2/ Une seconde remarque tient à la définition du champ de l’étude puisqu’il est susceptible de couvrir la numérisation des fonctions de conduites des systèmes techniques (leur usage, leur “ command and control ”, C2 comme disent les américains), des aides à la décision opérationnelle, la mise en réseaux de systèmes (modélisation et anticipation d’effets), la transformation des process des donneurs d’ordre et industriels, etc.
Quelques observations plus générales pourraient par ailleurs contribuer à la clarification des enjeux dans le champ de l’étude:
• Concernant la numérisation ou digitalisation de fonctions de pilotage de systèmes complexes (dans la défense, par exemple, conduite de tir en mer) comme on le fait depuis les années 70, il s’agit désormais d’intégrer encore plus le progrès monumental des ordinateurs, des composants électroniques et des logiciels (la fameuse loi de Moore, les avancées des GAFA, algorithmes nouveaux).
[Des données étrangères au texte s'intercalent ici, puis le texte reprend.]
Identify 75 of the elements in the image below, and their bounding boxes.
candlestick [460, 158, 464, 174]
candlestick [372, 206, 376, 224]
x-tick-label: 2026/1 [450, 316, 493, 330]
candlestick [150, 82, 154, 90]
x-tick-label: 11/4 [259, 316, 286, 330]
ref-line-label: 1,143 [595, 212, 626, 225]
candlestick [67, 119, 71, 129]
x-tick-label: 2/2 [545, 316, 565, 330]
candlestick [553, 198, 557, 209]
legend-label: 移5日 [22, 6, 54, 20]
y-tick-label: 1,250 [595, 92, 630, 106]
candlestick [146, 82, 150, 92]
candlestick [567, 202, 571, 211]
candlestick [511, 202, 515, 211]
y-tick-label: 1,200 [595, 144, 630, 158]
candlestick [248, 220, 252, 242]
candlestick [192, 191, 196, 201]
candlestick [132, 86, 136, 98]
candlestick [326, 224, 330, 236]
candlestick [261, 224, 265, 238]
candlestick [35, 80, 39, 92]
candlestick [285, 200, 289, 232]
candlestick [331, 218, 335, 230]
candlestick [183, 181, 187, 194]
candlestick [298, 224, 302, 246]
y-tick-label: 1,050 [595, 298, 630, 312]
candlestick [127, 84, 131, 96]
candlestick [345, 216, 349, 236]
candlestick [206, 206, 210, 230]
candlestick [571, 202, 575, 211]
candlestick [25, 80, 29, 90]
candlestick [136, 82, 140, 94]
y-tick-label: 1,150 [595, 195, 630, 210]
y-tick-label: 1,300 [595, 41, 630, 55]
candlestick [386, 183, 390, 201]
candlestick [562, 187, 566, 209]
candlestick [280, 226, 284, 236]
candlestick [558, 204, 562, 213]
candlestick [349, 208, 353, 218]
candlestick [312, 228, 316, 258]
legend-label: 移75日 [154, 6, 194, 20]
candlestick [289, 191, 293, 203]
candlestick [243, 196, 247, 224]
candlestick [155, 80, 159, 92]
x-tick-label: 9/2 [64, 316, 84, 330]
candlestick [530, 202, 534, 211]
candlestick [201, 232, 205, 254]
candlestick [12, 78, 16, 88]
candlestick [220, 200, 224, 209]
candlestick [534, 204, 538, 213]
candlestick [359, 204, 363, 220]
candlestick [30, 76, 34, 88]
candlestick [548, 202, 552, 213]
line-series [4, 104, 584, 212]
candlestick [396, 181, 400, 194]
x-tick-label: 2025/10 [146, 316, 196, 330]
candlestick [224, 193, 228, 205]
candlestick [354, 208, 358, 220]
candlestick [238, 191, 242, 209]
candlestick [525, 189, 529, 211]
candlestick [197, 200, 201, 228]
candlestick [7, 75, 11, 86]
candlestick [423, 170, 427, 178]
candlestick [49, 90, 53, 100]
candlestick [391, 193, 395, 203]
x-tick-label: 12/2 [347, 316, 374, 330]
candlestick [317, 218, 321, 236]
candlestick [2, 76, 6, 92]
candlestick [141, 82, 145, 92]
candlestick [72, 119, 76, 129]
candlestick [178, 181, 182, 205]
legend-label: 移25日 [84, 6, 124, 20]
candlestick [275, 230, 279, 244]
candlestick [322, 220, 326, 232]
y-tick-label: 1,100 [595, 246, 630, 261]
L’évolution se fera en fonction des progrès rapides de l’offre numérique 8. En revanche, ne perdons pas de vue que la rupture peut être freinée ou accélérée par le facteur économique ou sociologique, par des raisons de coût ou de rigidité du facteur travail.
Dans le domaine spatial, autre exemple, on peut imaginer d’embarquer sur ce qui vole ou se met en orbite des choses qu’on ne savait faire qu’à terre et qu’il fallait ensuite transporter. Les matériels proposés par le “ New Space ”, consommables, flexibles, sont grosso modo ceux du commerce des composants électroniques digitaux et peuvent être produits en série, à un cout a priori abordable. Reste que l’environnement spatial est contraignant et ne se prête pas systématiquement à l’amortissement d’investissements qui n’intéressent pas toujours le marché à court terme.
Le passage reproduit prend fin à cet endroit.